Although our financial resources are small by comparison with other International Groups we do fund medical research within New Zealand in areas that are relevant to the illness.
All the officers of the Group are unpaid volunteers and we rely on donations from individuals and organisations to support our work. In this respect we wish to acknowledge the support of the ARA Lodge No. 348 Charitable Trust based in Auckland for their annual donation to assist in funding our administrative organisation.
In 1997 the late Jenny Murray wrote a letter to Woman’s day asking if anyone in New Zealand had experienced a similar medical condition that her sister Dulcie had just been diagnosed – Guillain Barre Syndrome. A couple of people responded including Terry Watton – our first President -who like others had contracted GBS. They decided there was a need to form a Support Network and by April 1998 the Group was formed. A Trust was established in 2001 with Sir William Birch – himself a GBS survivor – becoming the Group’s Patron and Jenny at the age of 46 acting as Secretary, Treasurer and the “go to” caring person for anyone suffering from or associated with GBS in New Zealand
Jenny was awarded the Queens Service Medal in 2003 in recognition of her work in the formation and operation of the Group and she remain closely involved in the running of the Group until her death in 2016.
With a revised and updated Trust Deed the Group became a Registered New Zealand Charity in 2008 and currently has over 200 registered members hailing from all parts of New Zealand.
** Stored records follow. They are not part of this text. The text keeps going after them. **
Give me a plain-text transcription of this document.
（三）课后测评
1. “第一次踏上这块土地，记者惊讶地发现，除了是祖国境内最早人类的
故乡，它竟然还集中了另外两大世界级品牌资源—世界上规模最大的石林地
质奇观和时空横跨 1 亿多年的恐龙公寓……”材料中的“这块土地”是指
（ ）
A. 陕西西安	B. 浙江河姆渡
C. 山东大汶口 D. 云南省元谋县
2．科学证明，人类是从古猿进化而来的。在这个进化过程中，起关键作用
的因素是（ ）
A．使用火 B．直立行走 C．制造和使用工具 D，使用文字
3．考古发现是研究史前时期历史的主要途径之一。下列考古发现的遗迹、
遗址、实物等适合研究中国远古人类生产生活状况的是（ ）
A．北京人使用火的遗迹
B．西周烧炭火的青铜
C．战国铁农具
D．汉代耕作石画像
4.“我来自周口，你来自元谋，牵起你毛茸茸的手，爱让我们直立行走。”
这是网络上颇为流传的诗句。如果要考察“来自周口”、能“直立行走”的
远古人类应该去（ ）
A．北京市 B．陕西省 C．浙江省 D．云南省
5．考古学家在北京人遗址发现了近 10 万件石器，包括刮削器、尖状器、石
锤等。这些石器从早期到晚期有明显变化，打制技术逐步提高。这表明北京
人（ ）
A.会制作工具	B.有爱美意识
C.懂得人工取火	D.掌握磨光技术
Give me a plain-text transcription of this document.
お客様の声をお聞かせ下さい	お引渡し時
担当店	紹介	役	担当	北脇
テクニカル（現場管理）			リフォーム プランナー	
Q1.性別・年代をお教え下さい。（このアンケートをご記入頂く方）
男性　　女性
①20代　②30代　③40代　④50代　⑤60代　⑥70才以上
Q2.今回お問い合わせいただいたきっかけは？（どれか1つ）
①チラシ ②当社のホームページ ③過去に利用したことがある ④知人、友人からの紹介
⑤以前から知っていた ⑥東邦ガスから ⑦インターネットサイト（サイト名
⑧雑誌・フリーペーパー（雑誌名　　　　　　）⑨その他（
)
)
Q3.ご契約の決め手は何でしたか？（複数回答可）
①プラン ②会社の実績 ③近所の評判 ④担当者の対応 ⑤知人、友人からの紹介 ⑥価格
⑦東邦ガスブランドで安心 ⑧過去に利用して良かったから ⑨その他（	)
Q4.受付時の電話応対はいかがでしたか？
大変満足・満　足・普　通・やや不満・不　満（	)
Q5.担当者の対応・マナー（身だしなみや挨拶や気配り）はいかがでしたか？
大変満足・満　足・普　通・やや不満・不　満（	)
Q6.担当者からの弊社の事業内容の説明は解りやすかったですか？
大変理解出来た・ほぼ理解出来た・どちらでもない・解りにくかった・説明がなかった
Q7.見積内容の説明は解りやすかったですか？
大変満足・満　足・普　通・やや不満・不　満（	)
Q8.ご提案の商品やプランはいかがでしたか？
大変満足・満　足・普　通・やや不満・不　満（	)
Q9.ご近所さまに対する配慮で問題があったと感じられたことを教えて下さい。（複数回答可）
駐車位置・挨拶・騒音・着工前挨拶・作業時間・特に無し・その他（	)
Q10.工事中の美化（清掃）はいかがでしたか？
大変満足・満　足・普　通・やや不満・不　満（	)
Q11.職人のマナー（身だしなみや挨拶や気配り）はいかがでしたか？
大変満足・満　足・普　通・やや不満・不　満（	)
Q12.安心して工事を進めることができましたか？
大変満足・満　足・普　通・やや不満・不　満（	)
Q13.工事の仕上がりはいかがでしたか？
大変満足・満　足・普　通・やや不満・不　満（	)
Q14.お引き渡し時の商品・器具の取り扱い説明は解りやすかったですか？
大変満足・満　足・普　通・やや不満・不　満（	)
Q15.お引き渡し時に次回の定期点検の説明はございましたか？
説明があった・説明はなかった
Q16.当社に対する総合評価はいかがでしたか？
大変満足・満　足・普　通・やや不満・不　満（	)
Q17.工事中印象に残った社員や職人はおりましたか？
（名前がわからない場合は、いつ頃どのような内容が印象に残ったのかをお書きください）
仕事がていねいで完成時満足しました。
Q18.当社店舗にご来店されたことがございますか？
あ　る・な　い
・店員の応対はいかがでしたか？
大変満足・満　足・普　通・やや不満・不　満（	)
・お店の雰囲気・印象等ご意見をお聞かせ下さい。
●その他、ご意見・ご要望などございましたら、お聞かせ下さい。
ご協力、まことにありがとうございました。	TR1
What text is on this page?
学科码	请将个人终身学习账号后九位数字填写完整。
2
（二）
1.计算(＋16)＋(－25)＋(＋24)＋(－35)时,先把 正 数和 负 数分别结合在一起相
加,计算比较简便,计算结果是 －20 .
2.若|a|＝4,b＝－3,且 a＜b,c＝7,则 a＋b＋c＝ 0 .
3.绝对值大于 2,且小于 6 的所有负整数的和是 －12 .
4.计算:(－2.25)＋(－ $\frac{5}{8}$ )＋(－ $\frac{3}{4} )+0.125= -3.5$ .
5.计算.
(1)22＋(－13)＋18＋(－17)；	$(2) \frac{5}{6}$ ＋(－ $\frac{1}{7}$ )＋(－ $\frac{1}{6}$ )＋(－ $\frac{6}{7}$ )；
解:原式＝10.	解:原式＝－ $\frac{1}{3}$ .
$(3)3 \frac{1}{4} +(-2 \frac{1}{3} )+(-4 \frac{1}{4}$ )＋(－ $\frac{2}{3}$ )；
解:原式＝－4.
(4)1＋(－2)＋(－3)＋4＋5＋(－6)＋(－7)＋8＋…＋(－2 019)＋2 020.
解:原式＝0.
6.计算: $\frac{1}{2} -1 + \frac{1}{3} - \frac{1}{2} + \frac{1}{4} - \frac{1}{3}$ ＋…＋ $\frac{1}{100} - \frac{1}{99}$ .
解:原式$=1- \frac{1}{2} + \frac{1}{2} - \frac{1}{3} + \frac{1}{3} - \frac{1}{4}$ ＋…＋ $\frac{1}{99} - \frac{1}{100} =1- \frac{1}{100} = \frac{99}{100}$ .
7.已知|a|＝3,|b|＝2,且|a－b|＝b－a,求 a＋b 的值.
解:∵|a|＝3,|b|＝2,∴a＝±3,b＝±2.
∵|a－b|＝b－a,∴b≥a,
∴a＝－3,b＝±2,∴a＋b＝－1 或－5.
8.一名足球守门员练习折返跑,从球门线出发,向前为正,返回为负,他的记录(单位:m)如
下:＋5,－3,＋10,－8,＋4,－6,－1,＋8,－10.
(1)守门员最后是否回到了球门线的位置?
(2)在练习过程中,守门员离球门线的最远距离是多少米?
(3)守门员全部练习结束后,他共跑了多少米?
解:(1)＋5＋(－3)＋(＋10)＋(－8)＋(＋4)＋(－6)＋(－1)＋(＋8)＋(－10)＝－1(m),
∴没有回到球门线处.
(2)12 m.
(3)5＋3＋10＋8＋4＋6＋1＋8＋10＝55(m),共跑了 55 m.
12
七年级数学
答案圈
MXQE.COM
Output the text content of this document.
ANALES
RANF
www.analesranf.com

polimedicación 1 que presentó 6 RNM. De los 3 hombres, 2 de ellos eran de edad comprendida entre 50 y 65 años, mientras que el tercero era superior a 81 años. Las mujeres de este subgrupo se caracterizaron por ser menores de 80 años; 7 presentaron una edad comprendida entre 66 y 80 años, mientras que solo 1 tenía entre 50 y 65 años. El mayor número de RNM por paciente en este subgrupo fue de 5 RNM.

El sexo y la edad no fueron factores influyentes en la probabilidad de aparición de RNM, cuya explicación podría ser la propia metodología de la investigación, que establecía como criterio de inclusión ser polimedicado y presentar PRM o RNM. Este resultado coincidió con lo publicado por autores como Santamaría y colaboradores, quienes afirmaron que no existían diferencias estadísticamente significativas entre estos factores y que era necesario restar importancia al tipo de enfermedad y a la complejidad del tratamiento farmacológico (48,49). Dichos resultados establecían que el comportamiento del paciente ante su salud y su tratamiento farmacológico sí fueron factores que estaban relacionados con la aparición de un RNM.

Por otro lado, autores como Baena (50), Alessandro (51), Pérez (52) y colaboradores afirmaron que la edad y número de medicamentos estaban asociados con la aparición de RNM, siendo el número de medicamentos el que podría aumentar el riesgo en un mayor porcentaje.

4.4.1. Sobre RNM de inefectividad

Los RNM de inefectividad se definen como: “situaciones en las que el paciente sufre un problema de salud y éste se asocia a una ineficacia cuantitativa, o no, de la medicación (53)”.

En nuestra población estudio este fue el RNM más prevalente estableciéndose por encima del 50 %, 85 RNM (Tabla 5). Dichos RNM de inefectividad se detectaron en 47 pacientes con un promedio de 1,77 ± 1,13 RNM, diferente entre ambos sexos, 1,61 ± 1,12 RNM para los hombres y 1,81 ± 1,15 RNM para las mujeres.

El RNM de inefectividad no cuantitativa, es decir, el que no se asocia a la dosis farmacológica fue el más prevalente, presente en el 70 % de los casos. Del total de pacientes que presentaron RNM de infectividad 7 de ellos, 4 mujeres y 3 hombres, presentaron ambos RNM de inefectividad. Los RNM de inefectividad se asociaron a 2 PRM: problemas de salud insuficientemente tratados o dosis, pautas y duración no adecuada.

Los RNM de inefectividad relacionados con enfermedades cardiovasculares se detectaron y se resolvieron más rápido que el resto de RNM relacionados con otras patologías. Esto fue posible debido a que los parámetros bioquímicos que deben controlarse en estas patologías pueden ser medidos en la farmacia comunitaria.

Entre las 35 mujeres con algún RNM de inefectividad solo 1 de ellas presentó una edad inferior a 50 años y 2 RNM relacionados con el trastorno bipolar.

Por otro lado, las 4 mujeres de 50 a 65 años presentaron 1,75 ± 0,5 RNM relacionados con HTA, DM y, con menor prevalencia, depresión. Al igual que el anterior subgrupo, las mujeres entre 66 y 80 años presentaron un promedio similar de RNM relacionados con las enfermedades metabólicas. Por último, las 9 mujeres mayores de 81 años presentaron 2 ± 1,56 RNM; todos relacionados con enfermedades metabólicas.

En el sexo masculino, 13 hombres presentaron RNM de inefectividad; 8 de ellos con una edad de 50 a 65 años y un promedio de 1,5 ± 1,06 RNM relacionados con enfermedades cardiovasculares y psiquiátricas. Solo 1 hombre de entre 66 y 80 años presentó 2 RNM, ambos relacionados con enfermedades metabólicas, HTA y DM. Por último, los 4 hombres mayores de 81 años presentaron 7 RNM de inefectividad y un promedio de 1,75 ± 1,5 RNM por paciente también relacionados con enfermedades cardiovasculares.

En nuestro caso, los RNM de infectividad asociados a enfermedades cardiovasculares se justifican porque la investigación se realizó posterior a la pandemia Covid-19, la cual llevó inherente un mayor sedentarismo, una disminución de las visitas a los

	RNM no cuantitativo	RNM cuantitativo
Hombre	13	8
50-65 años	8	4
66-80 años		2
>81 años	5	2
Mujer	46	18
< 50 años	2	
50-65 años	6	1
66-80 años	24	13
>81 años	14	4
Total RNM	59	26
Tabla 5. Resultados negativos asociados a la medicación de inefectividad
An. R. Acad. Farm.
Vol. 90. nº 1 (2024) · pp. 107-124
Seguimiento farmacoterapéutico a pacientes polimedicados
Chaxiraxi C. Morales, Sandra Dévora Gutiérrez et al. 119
In 2009 Dr Gareth Parry the Medical Advisor to the Group was appointed an Officer of the New Zealand Order of Merit recognising his outstanding work in the field of GBS research and treatment and his long-standing support of the Group. At Dr Parry’s suggestion a Medical Advisory Board was formed in 2012 and now includes some of the foremost medical experts in the GBS field in New Zealand.
To enhance the Group’s standing with Medical Professionals a formal procedure for approving Authorised Hospital Visitors was put in place in 2013 to ensure our members visiting GBS patients in Hospitals meet required standards of protocol and privacy. Some 30 members have now been so authorised and offer support and encouragement to GBS survivors and their families and carers around the country.
Our Patron is The Honourable Mrs Steve Chadwick. A former Associate Minister of Health in the 2007 Labour Government. After retiring from politics she was elected Mayor of Rotorua in 2013 and re-elected in 2016. Her sister Val, who lives in Australia, was seriously affected by GBS and continues to suffer from its ongoing after effects.